Tukang Jahit yang Diangkat Allah Jadi Wali Abdal

Khazanah1070 Dilihat

MEDIASI – Seperti yang termaktub dalam kisah yang tercatat dalam Kitab Tajul ‘Arus Al-Hawy li Tahdzibin Nufus karya Al-Arif billah Syekh Ibnu Athaillah As-Sakandari, diceritakan oleh Syekh Makinuddin Al-Asmar yang berkisah tentang ihwal seorang waliyyullah yang awalnya berprofesi sebagai tukang jahit pakaian.

Dikisahkan di suatu sudut daerah ada seorang laki-laki yang bekerja sebagai tukang jahit. Hari-harinya ia lalui dengan fokus pada pekerjaannya. Dengan ikhlas melayani para pelanggannya, menentukan ukuran dan model jahitan, memotong kain serta menjahitnya menjadi pakaian, sesuai yang diinginkan oleh pelanggan. 

Interaksi hubunganya hanya terbatas pada orang-orang yang memang mengunjungi tempat usaha jahitnya. Jika dilihat secara lahir, ia tak lebih dari sekadar tukang jahit yang disibukkan oleh pekerjaannya. Sang Penjahit begitu totalitas dalam pekerjaannya. Sampai-sampai tidak ada waktu untuk sekedar bersenda gurau bersama orang-orang sekitarnya.

Tak dinyana ternyata ia seorang Waliyullah. Ia diangkat oleh Allah sebagai seorang wali abdal, kekasih Allah dari golongan hamba-Nya yang hanya berjumlah tujuh orang pada setiap masanya. Ketika salah satu dari wali abdal ini tutup usia, maka Allah akan memilih hamba terkasih yang lain sebagai penggantinya.
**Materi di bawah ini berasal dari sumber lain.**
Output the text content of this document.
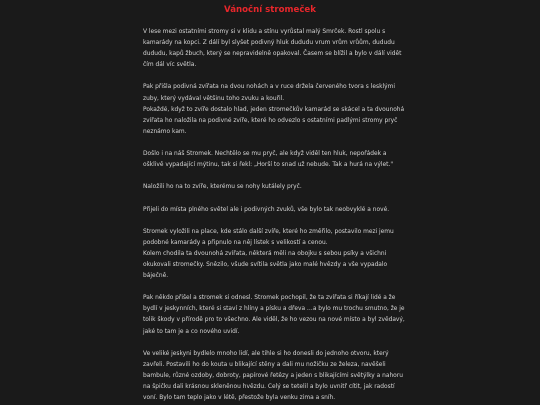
Vánoční stromeček

V lese mezi ostatními stromy si v klidu a stínu vyrůstal malý Smrček. Rostl spolu s kamarády na kopci. Z dálí byl slyšet podivný hluk dududu vrum vrům vrůům, dududu dududu, kapů žbuch, který se nepravidelně opakoval. Časem se blížil a bylo v dálí vidět čím dál víc světla.

Pak přišla podivná zvířata na dvou nohách a v ruce držela červeného tvora s lesklými zuby, který vydával většinu toho zvuku a kouřil.
Pokaždé, když to zvíře dostalo hlad, jeden stromečkův kamarád se skácel a ta dvounohá zvířata ho naložila na podivné zvíře, které ho odvezlo s ostatními padlými stromy pryč neznámo kam.

Došlo i na náš Stromek. Nechtělo se mu pryč, ale když viděl ten hluk, nepořádek a ošklivě vypadající mýtinu, tak si řekl: „Horší to snad už nebude. Tak a hurá na výlet."

Naložili ho na to zvíře, kterému se nohy kutálely pryč.

Přijeli do místa plného světel ale i podivných zvuků, vše bylo tak neobvyklé a nové.

Stromek vyložili na place, kde stálo další zvíře, které ho změřilo, postavilo mezi jemu podobné kamarády a připnulo na něj lístek s velikostí a cenou.
Kolem chodila ta dvounohá zvířata, některá měli na obojku s sebou psíky a všichni okukovali stromečky. Snězilo, všude svítila světla jako malé hvězdy a vše vypadalo báječně.

Pak někdo přišel a stromek si odnesl. Stromek pochopil, že ta zvířata si říkají lidé a že bydlí v jeskynních, které si staví z hlíny a písku a dřeva …a bylo mu trochu smutno, že je tolik škody v přírodě pro to všechno. Ale viděl, že ho vezou na nové místo a byl zvědavý, jaké to tam je a co nového uvidí.

Ve veliké jeskyni bydlelo mnoho lidí, ale tihle si ho donesli do jednoho otvoru, který zavřeli. Postavili ho do kouta u blikající stěny a dali mu nožičku ze železa, navěšeli bambule, různé ozdoby, dobroty, papírové řetězy a jeden s blikajícími světýlky a nahoru na špičku dali krásnou skleněnou hvězdu. Celý se tetelil a bylo uvnitř cítit, jak radostí voní. Bylo tam teplo jako v létě, přestože byla venku zima a sníh.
Wali abdal juga sering disebut sebagai wali paku bumi. Disebut demikian karena tugas mereka adalah memohonkan rahmat kepada Allah ta’ala agar alam semesta tetap lestari keberadaannya. 
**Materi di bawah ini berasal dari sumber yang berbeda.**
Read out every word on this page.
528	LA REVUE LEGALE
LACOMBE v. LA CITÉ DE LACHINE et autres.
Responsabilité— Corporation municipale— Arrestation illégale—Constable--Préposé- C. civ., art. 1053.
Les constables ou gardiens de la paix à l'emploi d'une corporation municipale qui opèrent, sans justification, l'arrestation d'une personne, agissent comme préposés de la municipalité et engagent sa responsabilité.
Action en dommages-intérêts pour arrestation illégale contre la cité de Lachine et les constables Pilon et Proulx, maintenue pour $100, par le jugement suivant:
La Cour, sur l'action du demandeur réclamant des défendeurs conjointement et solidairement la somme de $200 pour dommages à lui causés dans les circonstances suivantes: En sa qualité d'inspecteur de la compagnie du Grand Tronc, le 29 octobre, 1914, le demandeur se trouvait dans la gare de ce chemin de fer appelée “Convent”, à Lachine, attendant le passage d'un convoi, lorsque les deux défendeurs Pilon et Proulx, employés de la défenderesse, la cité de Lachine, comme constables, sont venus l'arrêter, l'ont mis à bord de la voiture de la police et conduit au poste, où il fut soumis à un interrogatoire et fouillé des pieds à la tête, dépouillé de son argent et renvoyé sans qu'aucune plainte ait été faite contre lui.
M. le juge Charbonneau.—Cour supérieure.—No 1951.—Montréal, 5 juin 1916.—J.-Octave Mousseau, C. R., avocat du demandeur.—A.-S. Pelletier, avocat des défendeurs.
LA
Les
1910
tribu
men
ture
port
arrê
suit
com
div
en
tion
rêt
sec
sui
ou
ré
Timbul pertanyaan, bagaimana bisa, tukang jahit yang kelihatannya “biasa saja” mendapatkan kehormatan oleh Allah dengan diangkatnya menjadi wali abdal? Bisa menjadi salah satu dari hamba terkasih Allah yang hanya berjumlah tujuh di seantero semesta?
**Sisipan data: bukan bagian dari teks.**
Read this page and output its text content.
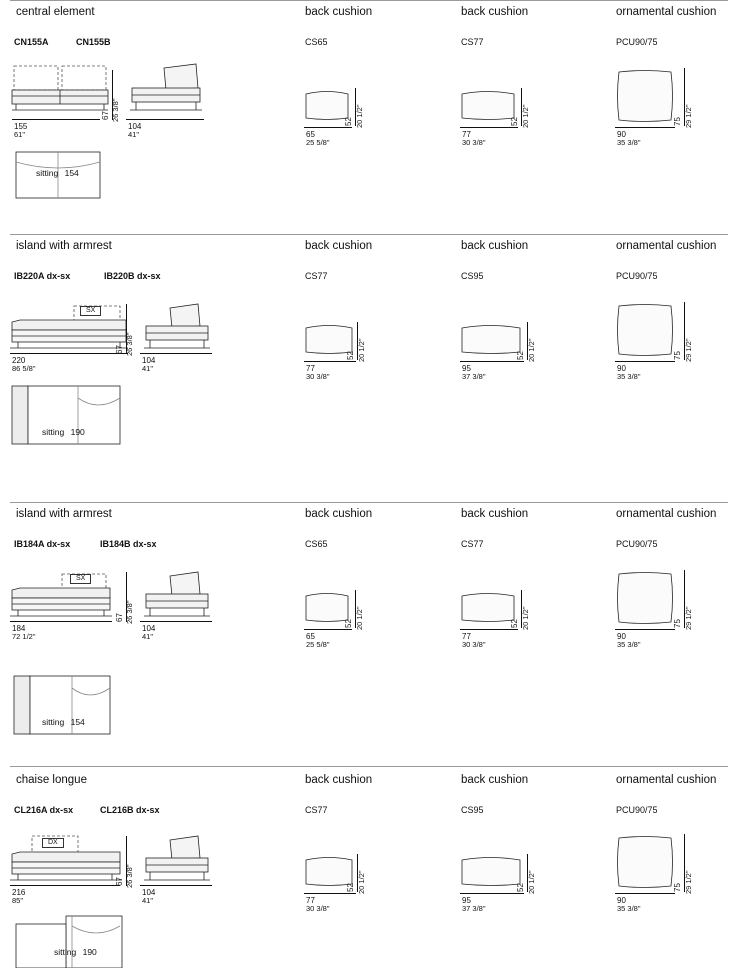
central element
CN155A	CN155B
155
61"
sitting 154
67 26 3/8"
104
41"
back cushion
CS65
65
25 5/8"
52 20 1/2"
back cushion
CS77
77
30 3/8"
52 20 1/2"
ornamental cushion
PCU90/75
90
35 3/8"
75 29 1/2"
island with armrest
IB220A dx-sx	IB220B dx-sx
SX
220
86 5/8"
sitting 190
67 26 3/8"
104
41"
back cushion
CS77
77
30 3/8"
52 20 1/2"
back cushion
CS95
95
37 3/8"
52 20 1/2"
ornamental cushion
PCU90/75
90
35 3/8"
75 29 1/2"
island with armrest
IB184A dx-sx	IB184B dx-sx
SX
184
72 1/2"
sitting 154
67 26 3/8"
104
41"
back cushion
CS65
65
25 5/8"
52 20 1/2"
back cushion
CS77
77
30 3/8"
52 20 1/2"
ornamental cushion
PCU90/75
90
35 3/8"
75 29 1/2"
chaise longue
CL216A dx-sx	CL216B dx-sx
DX
216
85"
sitting 190
67 26 3/8"
104
41"
back cushion
CS77
77
30 3/8"
52 20 1/2"
back cushion
CS95
95
37 3/8"
52 20 1/2"
ornamental cushion
PCU90/75
90
35 3/8"
75 29 1/2"
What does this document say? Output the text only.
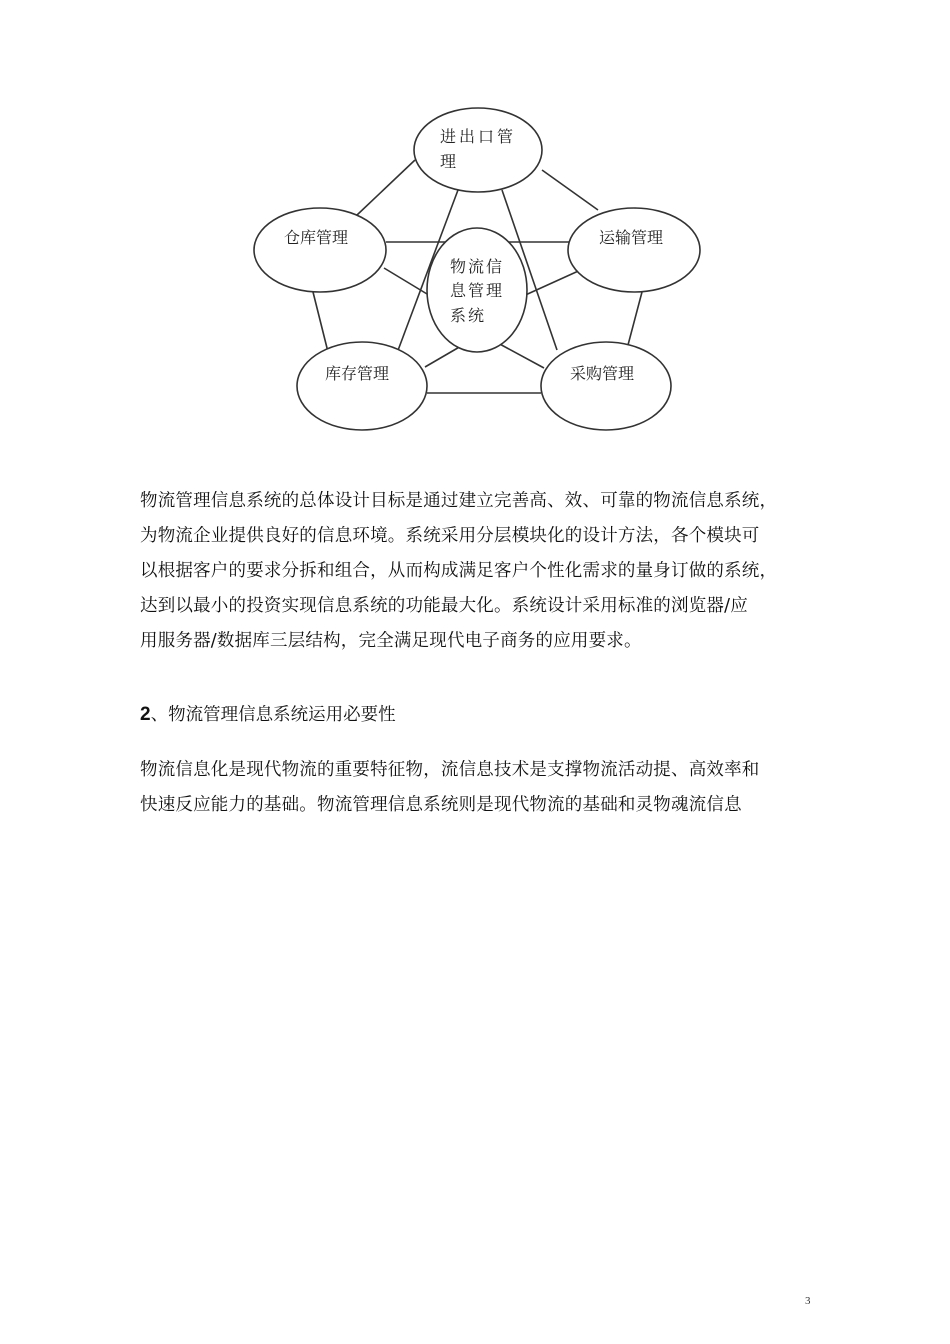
进出口管
理
仓库管理	运输管理
库存管理	采购管理
物流信
息管理
系统
物流管理信息系统的总体设计目标是通过建立完善高、效、可靠的物流信息系统，
为物流企业提供良好的信息环境。系统采用分层模块化的设计方法，各个模块可
以根据客户的要求分拆和组合，从而构成满足客户个性化需求的量身订做的系统，
达到以最小的投资实现信息系统的功能最大化。系统设计采用标准的浏览器/应
用服务器/数据库三层结构，完全满足现代电子商务的应用要求。
2、物流管理信息系统运用必要性
物流信息化是现代物流的重要特征物，流信息技术是支撑物流活动提、高效率和
快速反应能力的基础。物流管理信息系统则是现代物流的基础和灵物魂流信息
3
Sang Wali pun bertutur “Memang, awalnya aku adalah seorang tukang jahit biasa. Dari menjahit itu pula, aku jadikan penghasilan itu sebagai penopang hidupku di dunia. Namun, ada satu amalanku yang tak biasa dilakukan oleh kebanyakan manusia. Ya, aku selalu menghitung dan mengingat perkataan apa saja yang telah kuucapkan di siang harinya. Maka, jika waktu petang tiba, aku akan kembali mengingat-ingatnya.”

“Jika kudapati perkataanku bernilai kebaikan-semisal, mampu menepati janji pesanan jahitan sesuai waktu yang dulu pernah diucap tetapkan-maka aku akan mengucap hamdalah dan mensyukuri karunia-Nya. Namun jika aku mendapati perkataanku tidak demikian, maka aku akan segera beristighfar dan meminta ampunan. Hingga pada suatu ketika, Allah ridha terhadap apa yang kulakukan, dan kemudian aku diangkat menjadi kekasih-Nya, wali abdal yang hanya berjumlah tujuh orang dalam setiap masa.” Lanjutnya.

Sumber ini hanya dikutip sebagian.